The only way to learn is to live, and the only way to live is to learn. To truly learn means that one’s hands must be constantly dirty with the work of being alive. To be alive means that one’s heels must be steadfastly dug into the lessons that our efforts offer up to us. To live is have mud on your cleats. To learn is to have blood in your teeth.
Shelley says that “To live…we must not only observe and learn, we must also feel; we must not be mere spectators of action, we must act; we must not describe, but be subjects of description. Deep sorrow must have been the inmate of our bosoms… sickening doubt and false hope must have chequered our days”
We have but one task. One mission. One directive. One calling. Our only objective is to learn something profound about ourselves and the world in which we live and move and have our being. To heed this call is to believe in the potency and potential of our words to grow legs. But, this, in itself, is no easy task, especially because so often it will seem as though nothing has happened, as though nothing has changed.

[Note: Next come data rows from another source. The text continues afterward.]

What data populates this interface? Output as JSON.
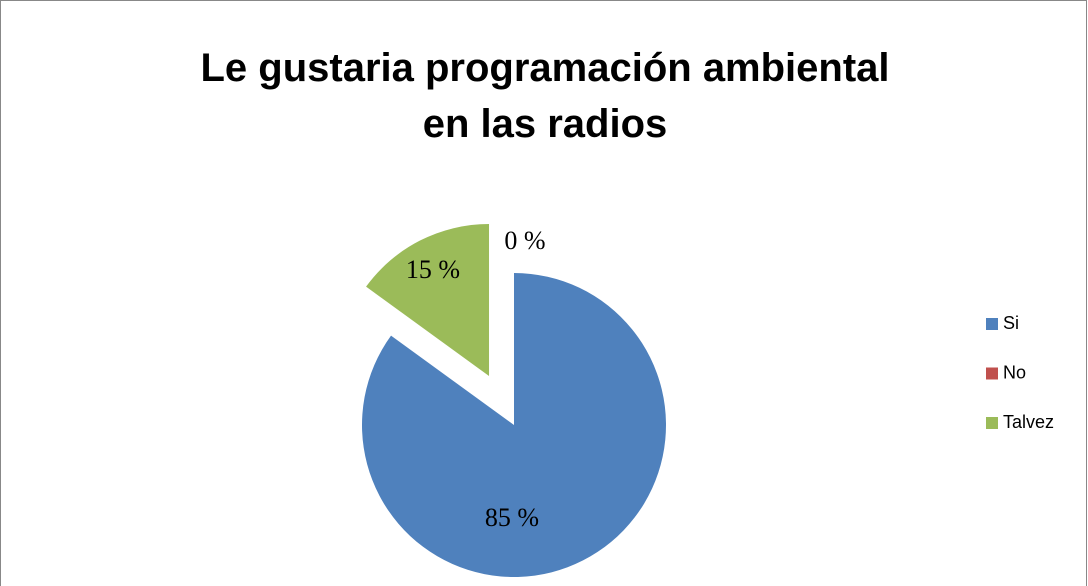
{
  "chart_data": {
    "type": "pie",
    "title": "Le gustaria programación ambiental en las radios",
    "categories": [
      "Si",
      "No",
      "Talvez"
    ],
    "values": [
      85,
      0,
      15
    ],
    "value_labels": [
      "85 %",
      "0 %",
      "15 %"
    ],
    "colors": [
      "#4f81bd",
      "#c0504d",
      "#9bbb59"
    ],
    "exploded": [
      false,
      false,
      true
    ],
    "legend": "right"
  }
}
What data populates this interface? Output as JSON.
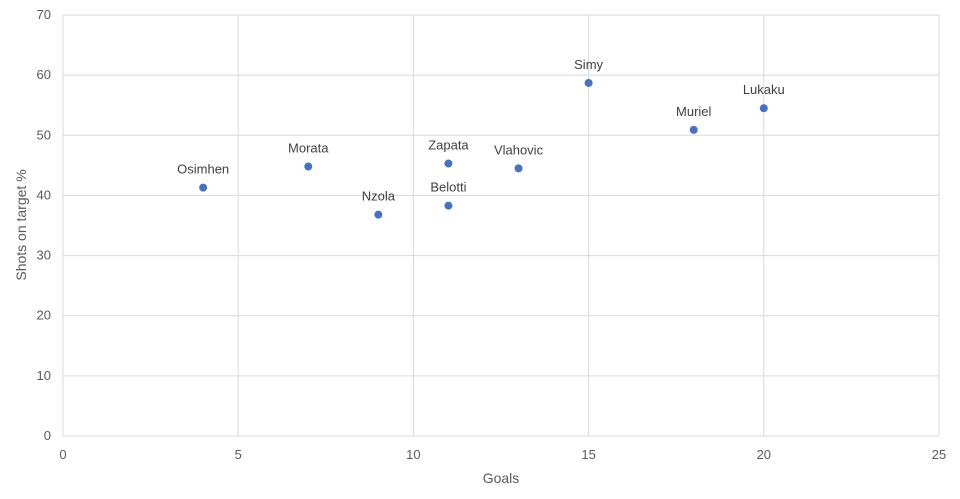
{
  "chart_data": {
    "type": "scatter",
    "title": "",
    "xlabel": "Goals",
    "ylabel": "Shots on target %",
    "xlim": [
      0,
      25
    ],
    "ylim": [
      0,
      70
    ],
    "xticks": [
      0,
      5,
      10,
      15,
      20,
      25
    ],
    "yticks": [
      0,
      10,
      20,
      30,
      40,
      50,
      60,
      70
    ],
    "grid": true,
    "colors": {
      "point": "#4472c4"
    },
    "points": [
      {
        "label": "Osimhen",
        "x": 4,
        "y": 41.3
      },
      {
        "label": "Morata",
        "x": 7,
        "y": 44.8
      },
      {
        "label": "Nzola",
        "x": 9,
        "y": 36.8
      },
      {
        "label": "Zapata",
        "x": 11,
        "y": 45.3
      },
      {
        "label": "Belotti",
        "x": 11,
        "y": 38.3
      },
      {
        "label": "Vlahovic",
        "x": 13,
        "y": 44.5
      },
      {
        "label": "Simy",
        "x": 15,
        "y": 58.7
      },
      {
        "label": "Muriel",
        "x": 18,
        "y": 50.9
      },
      {
        "label": "Lukaku",
        "x": 20,
        "y": 54.5
      }
    ]
  }
}
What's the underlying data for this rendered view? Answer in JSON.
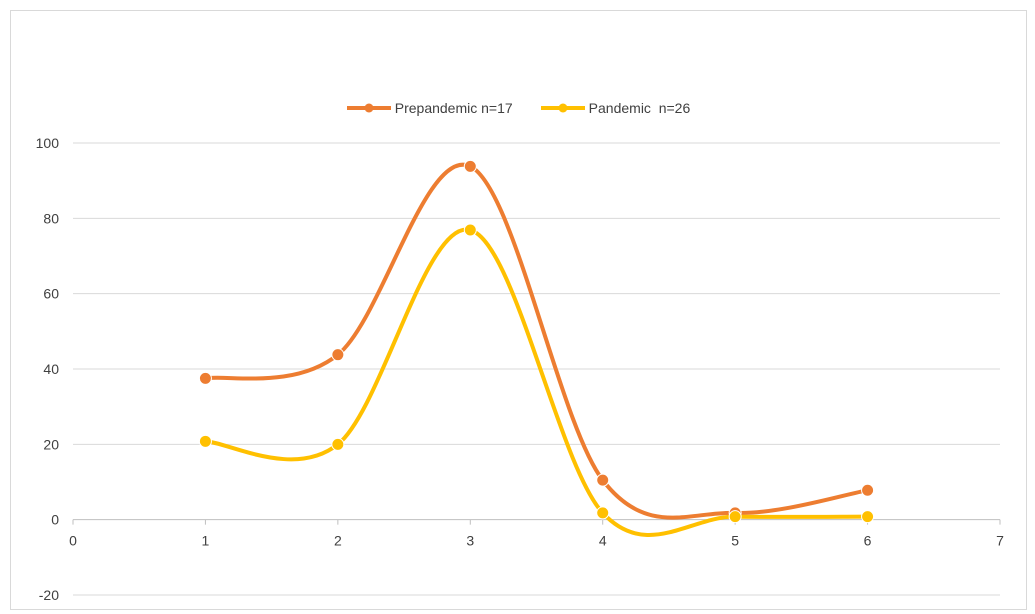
{
  "chart_data": {
    "type": "line",
    "smooth": true,
    "x": [
      1,
      2,
      3,
      4,
      5,
      6
    ],
    "xlim": [
      0,
      7
    ],
    "ylim": [
      -20,
      100
    ],
    "x_ticks": [
      "0",
      "1",
      "2",
      "3",
      "4",
      "5",
      "6",
      "7"
    ],
    "y_ticks": [
      "100",
      "80",
      "60",
      "40",
      "20",
      "0",
      "-20"
    ],
    "grid": "horizontal",
    "legend_position": "top",
    "series": [
      {
        "name": "Prepandemic n=17",
        "color": "#ED7D31",
        "values": [
          37.5,
          43.8,
          93.8,
          10.5,
          1.8,
          7.8
        ]
      },
      {
        "name": "Pandemic  n=26",
        "color": "#FFC000",
        "values": [
          20.8,
          20.0,
          76.9,
          1.8,
          0.8,
          0.8
        ]
      }
    ]
  }
}
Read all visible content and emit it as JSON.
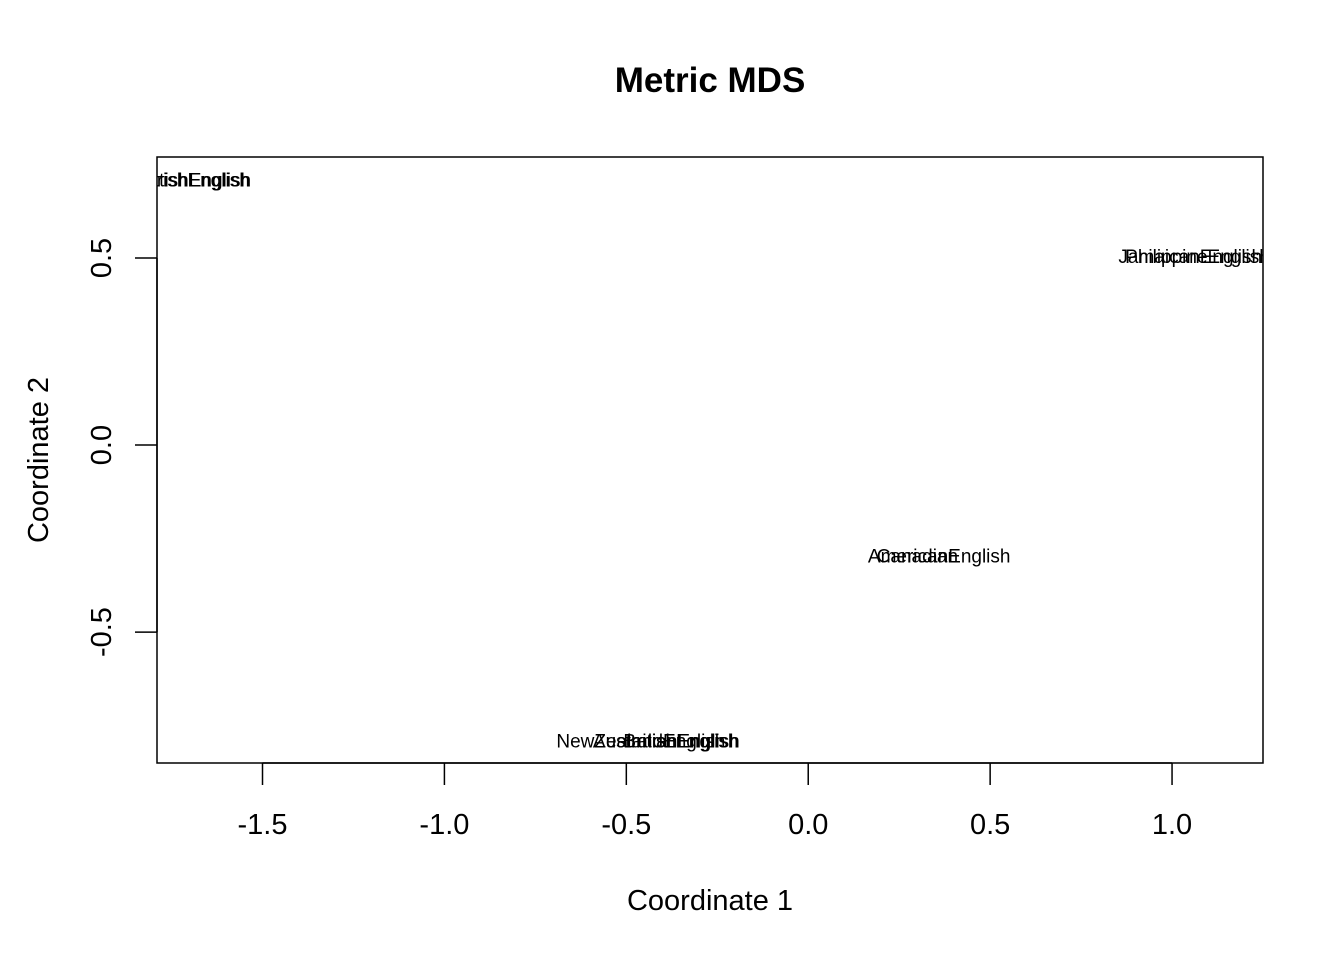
{
  "chart_data": {
    "type": "scatter",
    "title": "Metric MDS",
    "xlabel": "Coordinate 1",
    "ylabel": "Coordinate 2",
    "xlim": [
      -1.79,
      1.25
    ],
    "ylim": [
      -0.85,
      0.77
    ],
    "xticks": [
      -1.5,
      -1.0,
      -0.5,
      0.0,
      0.5,
      1.0
    ],
    "xtick_labels": [
      "-1.5",
      "-1.0",
      "-0.5",
      "0.0",
      "0.5",
      "1.0"
    ],
    "yticks": [
      -0.5,
      0.0,
      0.5
    ],
    "ytick_labels": [
      "-0.5",
      "0.0",
      "0.5"
    ],
    "grid": false,
    "points": [
      {
        "x": -1.67,
        "y": 0.71,
        "label": "IrishEnglish"
      },
      {
        "x": -1.71,
        "y": 0.71,
        "label": "ScottishEnglish"
      },
      {
        "x": 1.07,
        "y": 0.505,
        "label": "PhilippineEnglish"
      },
      {
        "x": 1.05,
        "y": 0.505,
        "label": "JamaicanEnglish"
      },
      {
        "x": 0.36,
        "y": -0.295,
        "label": "AmericanEnglish"
      },
      {
        "x": 0.3,
        "y": -0.295,
        "label": "Canadian"
      },
      {
        "x": -0.46,
        "y": -0.79,
        "label": "NewZealandEnglish"
      },
      {
        "x": -0.39,
        "y": -0.79,
        "label": "AustralianEnglish"
      },
      {
        "x": -0.35,
        "y": -0.79,
        "label": "BritishEnglish"
      }
    ]
  }
}
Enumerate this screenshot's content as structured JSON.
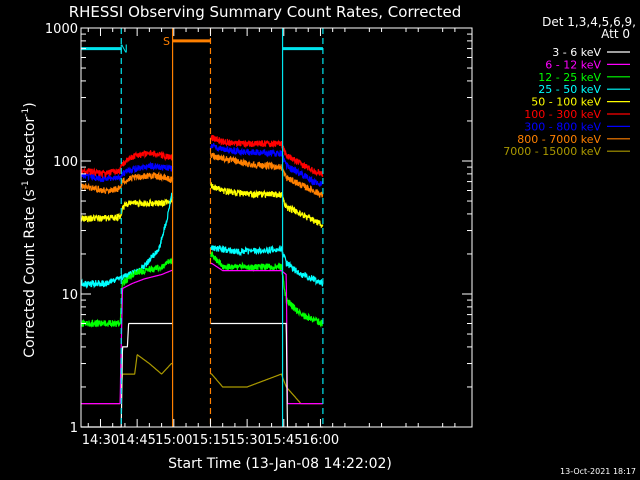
{
  "chart_data": {
    "type": "line",
    "title": "RHESSI Observing Summary Count Rates, Corrected",
    "xlabel": "Start Time (13-Jan-08 14:22:02)",
    "ylabel_main": "Corrected Count Rate (s",
    "ylabel_sup1": "-1",
    "ylabel_mid": " detector",
    "ylabel_sup2": "-1",
    "ylabel_end": ")",
    "x_range_min": [
      22.03,
      182
    ],
    "yscale": "log",
    "ylim": [
      1,
      1000
    ],
    "x_ticks": [
      {
        "min": 30,
        "label": "14:30"
      },
      {
        "min": 45,
        "label": "14:45"
      },
      {
        "min": 60,
        "label": "15:00"
      },
      {
        "min": 75,
        "label": "15:15"
      },
      {
        "min": 90,
        "label": "15:30"
      },
      {
        "min": 105,
        "label": "15:45"
      },
      {
        "min": 120,
        "label": "16:00"
      }
    ],
    "y_ticks": [
      {
        "value": 1,
        "label": "1"
      },
      {
        "value": 10,
        "label": "10"
      },
      {
        "value": 100,
        "label": "100"
      },
      {
        "value": 1000,
        "label": "1000"
      }
    ],
    "legend_header": [
      "Det 1,3,4,5,6,9,",
      "Att 0"
    ],
    "legend_position": "right",
    "gaps_min": [
      [
        59.5,
        75
      ]
    ],
    "series": [
      {
        "name": "3 - 6 keV",
        "color": "#ffffff",
        "points": [
          [
            22,
            1
          ],
          [
            38.5,
            1
          ],
          [
            39,
            4
          ],
          [
            41,
            4
          ],
          [
            41.5,
            6
          ],
          [
            58,
            6
          ],
          [
            59,
            6
          ],
          [
            75.5,
            6
          ],
          [
            76.5,
            6
          ],
          [
            106,
            6
          ],
          [
            106.5,
            1
          ],
          [
            121,
            1
          ]
        ]
      },
      {
        "name": "6 - 12 keV",
        "color": "#ff00ff",
        "points": [
          [
            22,
            1.5
          ],
          [
            38,
            1.5
          ],
          [
            39,
            11
          ],
          [
            43,
            12
          ],
          [
            48,
            13
          ],
          [
            55,
            14
          ],
          [
            59,
            15
          ],
          [
            75.5,
            17
          ],
          [
            80,
            15
          ],
          [
            90,
            15
          ],
          [
            104,
            15
          ],
          [
            106,
            14
          ],
          [
            106.5,
            1.5
          ],
          [
            121,
            1.5
          ]
        ]
      },
      {
        "name": "12 - 25 keV",
        "color": "#00ff00",
        "points": [
          [
            22,
            6
          ],
          [
            38,
            6
          ],
          [
            39,
            12
          ],
          [
            43,
            14
          ],
          [
            48,
            15
          ],
          [
            55,
            16
          ],
          [
            59,
            18
          ],
          [
            75.5,
            20
          ],
          [
            80,
            16
          ],
          [
            90,
            16
          ],
          [
            104,
            16
          ],
          [
            106,
            9
          ],
          [
            112,
            7
          ],
          [
            121,
            6
          ]
        ]
      },
      {
        "name": "25 - 50 keV",
        "color": "#00ffff",
        "points": [
          [
            22,
            12
          ],
          [
            32,
            12
          ],
          [
            38,
            13
          ],
          [
            42,
            14
          ],
          [
            46,
            15
          ],
          [
            50,
            18
          ],
          [
            54,
            22
          ],
          [
            57,
            35
          ],
          [
            59,
            55
          ],
          [
            75.5,
            22
          ],
          [
            78,
            22
          ],
          [
            85,
            21
          ],
          [
            95,
            21
          ],
          [
            104,
            22
          ],
          [
            106,
            17
          ],
          [
            112,
            14
          ],
          [
            117,
            13
          ],
          [
            121,
            12
          ]
        ]
      },
      {
        "name": "50 - 100 keV",
        "color": "#ffff00",
        "points": [
          [
            22,
            37
          ],
          [
            32,
            37
          ],
          [
            38,
            38
          ],
          [
            39,
            45
          ],
          [
            42,
            48
          ],
          [
            50,
            48
          ],
          [
            55,
            48
          ],
          [
            59,
            50
          ],
          [
            75.5,
            65
          ],
          [
            80,
            60
          ],
          [
            90,
            56
          ],
          [
            104,
            56
          ],
          [
            106,
            45
          ],
          [
            112,
            40
          ],
          [
            118,
            35
          ],
          [
            121,
            33
          ]
        ]
      },
      {
        "name": "100 - 300 keV",
        "color": "#ff0000",
        "points": [
          [
            22,
            85
          ],
          [
            32,
            80
          ],
          [
            38,
            85
          ],
          [
            39,
            95
          ],
          [
            44,
            110
          ],
          [
            50,
            115
          ],
          [
            55,
            110
          ],
          [
            59,
            105
          ],
          [
            75.5,
            150
          ],
          [
            80,
            140
          ],
          [
            90,
            135
          ],
          [
            104,
            135
          ],
          [
            106,
            110
          ],
          [
            112,
            95
          ],
          [
            117,
            85
          ],
          [
            121,
            80
          ]
        ]
      },
      {
        "name": "300 - 800 keV",
        "color": "#0000ff",
        "points": [
          [
            22,
            78
          ],
          [
            32,
            73
          ],
          [
            38,
            76
          ],
          [
            39,
            80
          ],
          [
            44,
            88
          ],
          [
            50,
            92
          ],
          [
            55,
            90
          ],
          [
            59,
            88
          ],
          [
            75.5,
            130
          ],
          [
            80,
            122
          ],
          [
            90,
            116
          ],
          [
            104,
            114
          ],
          [
            106,
            92
          ],
          [
            112,
            80
          ],
          [
            117,
            70
          ],
          [
            121,
            66
          ]
        ]
      },
      {
        "name": "800 - 7000 keV",
        "color": "#ff8000",
        "points": [
          [
            22,
            65
          ],
          [
            32,
            60
          ],
          [
            38,
            62
          ],
          [
            39,
            70
          ],
          [
            44,
            75
          ],
          [
            50,
            78
          ],
          [
            55,
            76
          ],
          [
            59,
            72
          ],
          [
            75.5,
            110
          ],
          [
            80,
            105
          ],
          [
            90,
            95
          ],
          [
            104,
            90
          ],
          [
            106,
            75
          ],
          [
            112,
            66
          ],
          [
            117,
            60
          ],
          [
            121,
            55
          ]
        ]
      },
      {
        "name": "7000 - 15000 keV",
        "color": "#aa9900",
        "points": [
          [
            22,
            1.5
          ],
          [
            38,
            1.5
          ],
          [
            39,
            2.5
          ],
          [
            44,
            2.5
          ],
          [
            45,
            3.5
          ],
          [
            50,
            3
          ],
          [
            55,
            2.5
          ],
          [
            59,
            3
          ],
          [
            75.5,
            2.5
          ],
          [
            80,
            2
          ],
          [
            90,
            2
          ],
          [
            104,
            2.5
          ],
          [
            106,
            2
          ],
          [
            112,
            1.5
          ],
          [
            121,
            1.5
          ]
        ]
      }
    ],
    "intervals": [
      {
        "label": "N",
        "color": "#00e5ee",
        "value": 700,
        "segments": [
          [
            22.03,
            38.5
          ],
          [
            104.5,
            121
          ]
        ],
        "label_at": 39.5
      },
      {
        "label": "S",
        "color": "#ff8000",
        "value": 800,
        "segments": [
          [
            59.5,
            75
          ]
        ],
        "label_at": 57
      }
    ],
    "vlines": [
      {
        "min": 38.5,
        "color": "#00e5ee",
        "dashed": true
      },
      {
        "min": 104.5,
        "color": "#00e5ee",
        "dashed": false
      },
      {
        "min": 121,
        "color": "#00e5ee",
        "dashed": true
      },
      {
        "min": 59.5,
        "color": "#ff8000",
        "dashed": false
      },
      {
        "min": 75,
        "color": "#ff8000",
        "dashed": true
      }
    ]
  },
  "footer_date": "13-Oct-2021 18:17"
}
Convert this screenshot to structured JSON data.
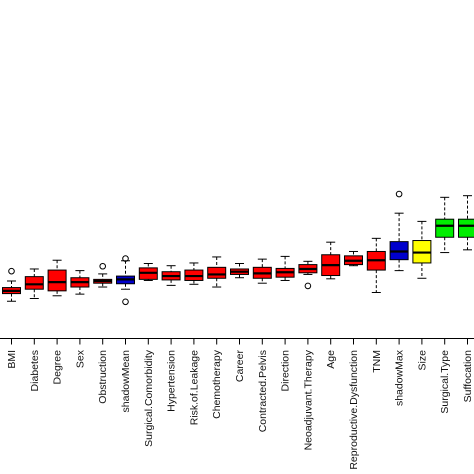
{
  "chart_data": {
    "type": "boxplot",
    "orientation": "vertical",
    "title": "",
    "xlabel": "",
    "ylabel": "",
    "grid": false,
    "legend": "none",
    "ylim": [
      0,
      45
    ],
    "categories": [
      "BMI",
      "Diabetes",
      "Degree",
      "Sex",
      "Obstruction",
      "shadowMean",
      "Surgical.Comorbidity",
      "Hypertension",
      "Risk.of.Leakage",
      "Chemotherapy",
      "Career",
      "Contracted.Pelvis",
      "Direction",
      "Neoadjuvant.Therapy",
      "Age",
      "Reproductive.Dysfunction",
      "TNM",
      "shadowMax",
      "Size",
      "Surgical.Type",
      "Suffocation"
    ],
    "boxes": [
      {
        "min": 1.6,
        "q1": 3.0,
        "median": 3.5,
        "q3": 4.1,
        "max": 5.3,
        "outliers": [
          7.1
        ],
        "color": "#ff0000"
      },
      {
        "min": 2.1,
        "q1": 3.8,
        "median": 4.7,
        "q3": 6.1,
        "max": 7.5,
        "outliers": [],
        "color": "#ff0000"
      },
      {
        "min": 2.6,
        "q1": 3.5,
        "median": 5.1,
        "q3": 7.3,
        "max": 9.1,
        "outliers": [],
        "color": "#ff0000"
      },
      {
        "min": 2.9,
        "q1": 4.2,
        "median": 5.1,
        "q3": 5.9,
        "max": 7.2,
        "outliers": [],
        "color": "#ff0000"
      },
      {
        "min": 4.2,
        "q1": 4.9,
        "median": 5.3,
        "q3": 5.6,
        "max": 6.6,
        "outliers": [
          8.0
        ],
        "color": "#ff0000"
      },
      {
        "min": 3.8,
        "q1": 4.8,
        "median": 5.6,
        "q3": 6.2,
        "max": 9.0,
        "outliers": [
          1.5,
          9.4
        ],
        "color": "#0000cc"
      },
      {
        "min": 5.4,
        "q1": 5.6,
        "median": 6.8,
        "q3": 7.7,
        "max": 8.5,
        "outliers": [],
        "color": "#ff0000"
      },
      {
        "min": 4.5,
        "q1": 5.5,
        "median": 6.2,
        "q3": 7.0,
        "max": 8.1,
        "outliers": [],
        "color": "#ff0000"
      },
      {
        "min": 4.7,
        "q1": 5.4,
        "median": 6.2,
        "q3": 7.3,
        "max": 8.6,
        "outliers": [],
        "color": "#ff0000"
      },
      {
        "min": 4.2,
        "q1": 5.8,
        "median": 6.5,
        "q3": 7.8,
        "max": 9.7,
        "outliers": [],
        "color": "#ff0000"
      },
      {
        "min": 5.9,
        "q1": 6.5,
        "median": 7.0,
        "q3": 7.5,
        "max": 8.5,
        "outliers": [],
        "color": "#ff0000"
      },
      {
        "min": 4.9,
        "q1": 5.8,
        "median": 6.7,
        "q3": 7.8,
        "max": 9.3,
        "outliers": [],
        "color": "#ff0000"
      },
      {
        "min": 5.4,
        "q1": 6.0,
        "median": 6.9,
        "q3": 7.6,
        "max": 9.8,
        "outliers": [],
        "color": "#ff0000"
      },
      {
        "min": 6.5,
        "q1": 6.8,
        "median": 7.5,
        "q3": 8.3,
        "max": 8.9,
        "outliers": [
          4.4
        ],
        "color": "#ff0000"
      },
      {
        "min": 5.7,
        "q1": 6.3,
        "median": 8.2,
        "q3": 10.1,
        "max": 12.4,
        "outliers": [],
        "color": "#ff0000"
      },
      {
        "min": 8.1,
        "q1": 8.3,
        "median": 9.0,
        "q3": 9.9,
        "max": 10.7,
        "outliers": [],
        "color": "#ff0000"
      },
      {
        "min": 3.2,
        "q1": 7.3,
        "median": 9.1,
        "q3": 10.7,
        "max": 13.1,
        "outliers": [],
        "color": "#ff0000"
      },
      {
        "min": 7.2,
        "q1": 9.2,
        "median": 10.7,
        "q3": 12.5,
        "max": 17.7,
        "outliers": [
          21.2
        ],
        "color": "#0000cc"
      },
      {
        "min": 5.8,
        "q1": 8.6,
        "median": 10.5,
        "q3": 12.7,
        "max": 16.2,
        "outliers": [],
        "color": "#ffff00"
      },
      {
        "min": 10.5,
        "q1": 13.3,
        "median": 15.4,
        "q3": 16.6,
        "max": 20.6,
        "outliers": [],
        "color": "#00ee00"
      },
      {
        "min": 11.0,
        "q1": 13.3,
        "median": 15.4,
        "q3": 16.6,
        "max": 20.9,
        "outliers": [],
        "color": "#00ee00"
      }
    ]
  }
}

For extended durations all our efforts are seemingly ineffectual. But, then, somewhere in the terror and bewilderment, something changes. Something arrives. Something comes into being and comes to life; it is our LIFE, provoked and prodded by lessons learned through tedium and trouble. We are transformed. It is a transformative metamorphosis that comes about not in a climactic moment of instantaneous realization, but instead, arrives amidst an almost infinite expanse of minute and incremental adaptations. When we are the one thing that changes, everything else does too. This is what it means to be awake. This is what it means to be alive. This is the arduous task of what it means to grow.
As E.M. Cioran says “There is never too great a distinction made between those who have paid for the tiniest step toward knowledge and those, incomparably more numerous, who have received a convenient, indifferent knowledge, a knowledge without ordeals.”